I have been using the Cetaphil Gentle Skin Cleanser on my face twice daily, except when I go on my once-a-week exfoliation routine, for a month now. Odorless, slightly cloudy and just a bit liquid soap thick. It does not foam. Skin doesn’t feel taut after I take it off. Feels like I’ve applied moisturizer after a few minutes left alone. I still use a moisturizer afterwards since for me, it’s still a cleanser, not really a moisturizer. Didn’t experience a flare up but I still had whiteheads and the occasional breakouts and flaking. It’s the only product I’ve incorporated in my routine so I think that if there would be changes in my skin condition, it would be the cause. I do wonder since it’s gentle enough for babies if it’s able to thoroughly clean my face.

It sure has ingredients less than the fingers on my hands.

Ingredients: water, cetyl alcohol, propylene glycol, sodium lauryl sulfate, stearyl alcohol, methylparaben, propylparaben, butylparaben.

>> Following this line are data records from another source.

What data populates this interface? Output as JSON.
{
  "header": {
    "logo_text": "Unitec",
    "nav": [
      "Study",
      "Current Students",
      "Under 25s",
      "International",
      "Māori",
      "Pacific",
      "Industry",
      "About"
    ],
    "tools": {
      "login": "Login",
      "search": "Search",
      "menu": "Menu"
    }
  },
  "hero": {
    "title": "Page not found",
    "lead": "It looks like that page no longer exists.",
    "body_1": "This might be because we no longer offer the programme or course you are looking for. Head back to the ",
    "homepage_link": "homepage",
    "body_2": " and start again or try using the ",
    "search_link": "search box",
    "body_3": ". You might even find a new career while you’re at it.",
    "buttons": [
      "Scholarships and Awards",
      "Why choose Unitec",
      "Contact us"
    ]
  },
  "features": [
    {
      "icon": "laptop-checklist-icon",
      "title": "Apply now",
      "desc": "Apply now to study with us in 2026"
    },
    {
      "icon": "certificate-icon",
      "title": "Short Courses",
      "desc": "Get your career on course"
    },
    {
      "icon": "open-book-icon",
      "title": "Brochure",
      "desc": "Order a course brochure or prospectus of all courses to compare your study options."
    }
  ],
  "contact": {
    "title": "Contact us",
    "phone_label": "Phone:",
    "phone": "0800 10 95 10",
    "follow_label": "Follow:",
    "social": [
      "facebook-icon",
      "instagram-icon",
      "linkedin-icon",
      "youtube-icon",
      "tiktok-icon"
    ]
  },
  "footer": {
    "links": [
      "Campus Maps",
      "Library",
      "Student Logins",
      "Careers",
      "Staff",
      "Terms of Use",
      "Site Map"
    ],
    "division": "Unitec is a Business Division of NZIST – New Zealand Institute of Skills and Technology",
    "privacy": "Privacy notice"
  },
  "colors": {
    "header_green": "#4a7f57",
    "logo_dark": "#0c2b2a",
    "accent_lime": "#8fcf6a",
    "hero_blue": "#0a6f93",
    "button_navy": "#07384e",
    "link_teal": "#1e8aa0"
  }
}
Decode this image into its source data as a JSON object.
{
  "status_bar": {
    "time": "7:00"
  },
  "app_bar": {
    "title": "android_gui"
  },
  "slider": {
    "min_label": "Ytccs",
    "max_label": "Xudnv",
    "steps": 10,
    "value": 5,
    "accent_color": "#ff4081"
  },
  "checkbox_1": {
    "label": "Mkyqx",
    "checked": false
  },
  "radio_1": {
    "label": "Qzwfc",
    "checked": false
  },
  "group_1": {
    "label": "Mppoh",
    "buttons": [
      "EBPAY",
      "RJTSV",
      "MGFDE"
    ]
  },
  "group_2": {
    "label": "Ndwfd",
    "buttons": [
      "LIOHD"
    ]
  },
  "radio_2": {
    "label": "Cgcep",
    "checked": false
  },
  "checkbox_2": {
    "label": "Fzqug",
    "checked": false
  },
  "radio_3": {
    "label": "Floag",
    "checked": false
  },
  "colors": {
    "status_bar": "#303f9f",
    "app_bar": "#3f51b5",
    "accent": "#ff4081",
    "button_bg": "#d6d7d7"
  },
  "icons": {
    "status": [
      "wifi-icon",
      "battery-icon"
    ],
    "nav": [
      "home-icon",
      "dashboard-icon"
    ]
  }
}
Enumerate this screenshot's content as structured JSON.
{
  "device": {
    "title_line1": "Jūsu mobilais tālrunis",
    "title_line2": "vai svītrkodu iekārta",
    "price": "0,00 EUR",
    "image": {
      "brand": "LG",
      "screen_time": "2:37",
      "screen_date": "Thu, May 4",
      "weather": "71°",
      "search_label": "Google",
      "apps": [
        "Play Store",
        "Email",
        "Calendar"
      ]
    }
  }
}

Now what about the cotton balls which came with the bottles? Well, according to the label, Cetaphil Gentle Skin Cleanser can be used without water.

– Directions for use without water: Apply a liberal amount of cleanser to the skin and rub gently. Remove excess with a soft cloth, leaving a thin film on the skin.
– Directions for use with water: Apply cleanser to the skin and rub gently. Rinse.

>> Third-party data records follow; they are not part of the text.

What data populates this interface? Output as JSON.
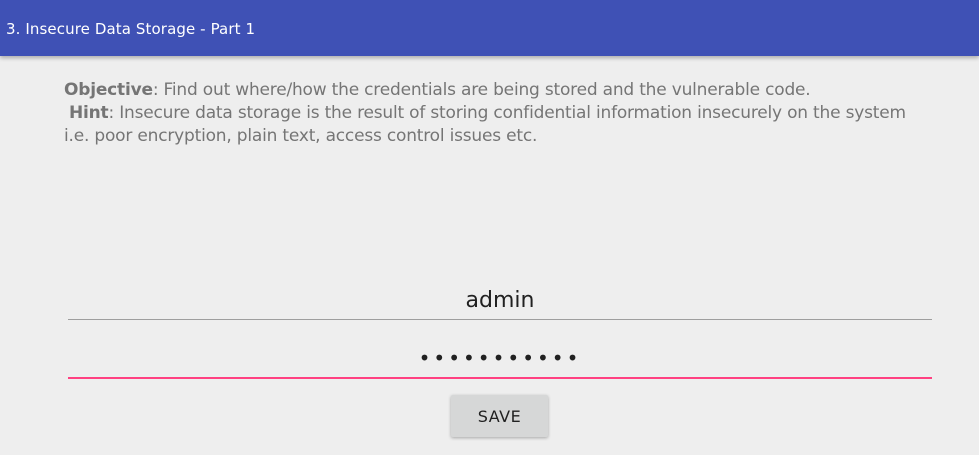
{
  "app_bar": {
    "title": "3. Insecure Data Storage - Part 1"
  },
  "instructions": {
    "objective_label": "Objective",
    "objective_text": ": Find out where/how the credentials are being stored and the vulnerable code.",
    "hint_label": "Hint",
    "hint_text_line1": ": Insecure data storage is the result of storing confidential information insecurely on the system",
    "hint_text_line2": "i.e. poor encryption, plain text, access control issues etc."
  },
  "form": {
    "username_value": "admin",
    "password_masked": "•••••••••••",
    "save_label": "SAVE"
  },
  "colors": {
    "brand": "#3f51b5",
    "accent": "#ff4081",
    "background": "#eeeeee"
  }
}
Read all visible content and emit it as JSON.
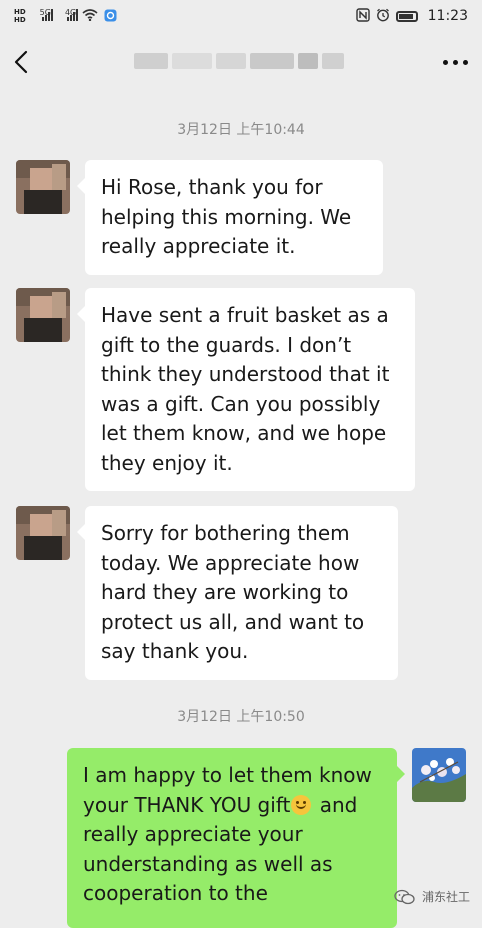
{
  "status_bar": {
    "hd_top": "HD",
    "hd_bottom": "HD",
    "signal1": "5G",
    "signal2": "4G",
    "time": "11:23",
    "icons": [
      "signal-icon",
      "wifi-icon",
      "app-notification-icon",
      "nfc-icon",
      "alarm-icon",
      "battery-icon"
    ]
  },
  "nav": {
    "back_icon": "chevron-left-icon",
    "more_icon": "more-dots-icon"
  },
  "conversation": {
    "timestamp_1": "3月12日 上午10:44",
    "messages_left": [
      {
        "lines": [
          "Hi Rose, thank you for",
          "helping this morning. We",
          "really appreciate it."
        ]
      },
      {
        "lines": [
          "Have sent a fruit basket as a",
          "gift to the guards. I don’t",
          "think they understood that it",
          "was a gift. Can you possibly",
          "let them know, and we hope",
          "they enjoy it."
        ]
      },
      {
        "lines": [
          "Sorry for bothering them",
          "today. We appreciate how",
          "hard they are working to",
          "protect us all, and want to",
          "say thank you."
        ]
      }
    ],
    "timestamp_2": "3月12日 上午10:50",
    "message_right": {
      "line1": "I am happy to let them know",
      "line2_before": "your THANK YOU gift",
      "line2_after": " and",
      "emoji": "smiling-face-emoji",
      "line3": "really appreciate your",
      "line4": "understanding as well as",
      "line5": "cooperation to the"
    }
  },
  "watermark": {
    "text": "浦东社工"
  },
  "colors": {
    "background": "#ededed",
    "bubble_incoming": "#ffffff",
    "bubble_outgoing": "#95ec69",
    "timestamp": "#8a8a8a"
  }
}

I’ve tried the no water approach for a week, treating the cleanser like a cleansing lotion and using the cotton balls in place of cloth. Even if there doesn’t seem to be any difference between the two methods of cleansing in terms of how my skin felt and reacted after, I think I’ll stick to using the cleanser with water as I’m more comfortable with this. Although I could think of instances wherein a cleanser which would not require water would be helpful: for sick people who can’t take baths and when traveling and water is inaccessible.

Cetaphil products are quite pricey. It’s good that there’s the 60ml bottle which consumers can purchase first to see if it’s the ideal cleanser for their skin.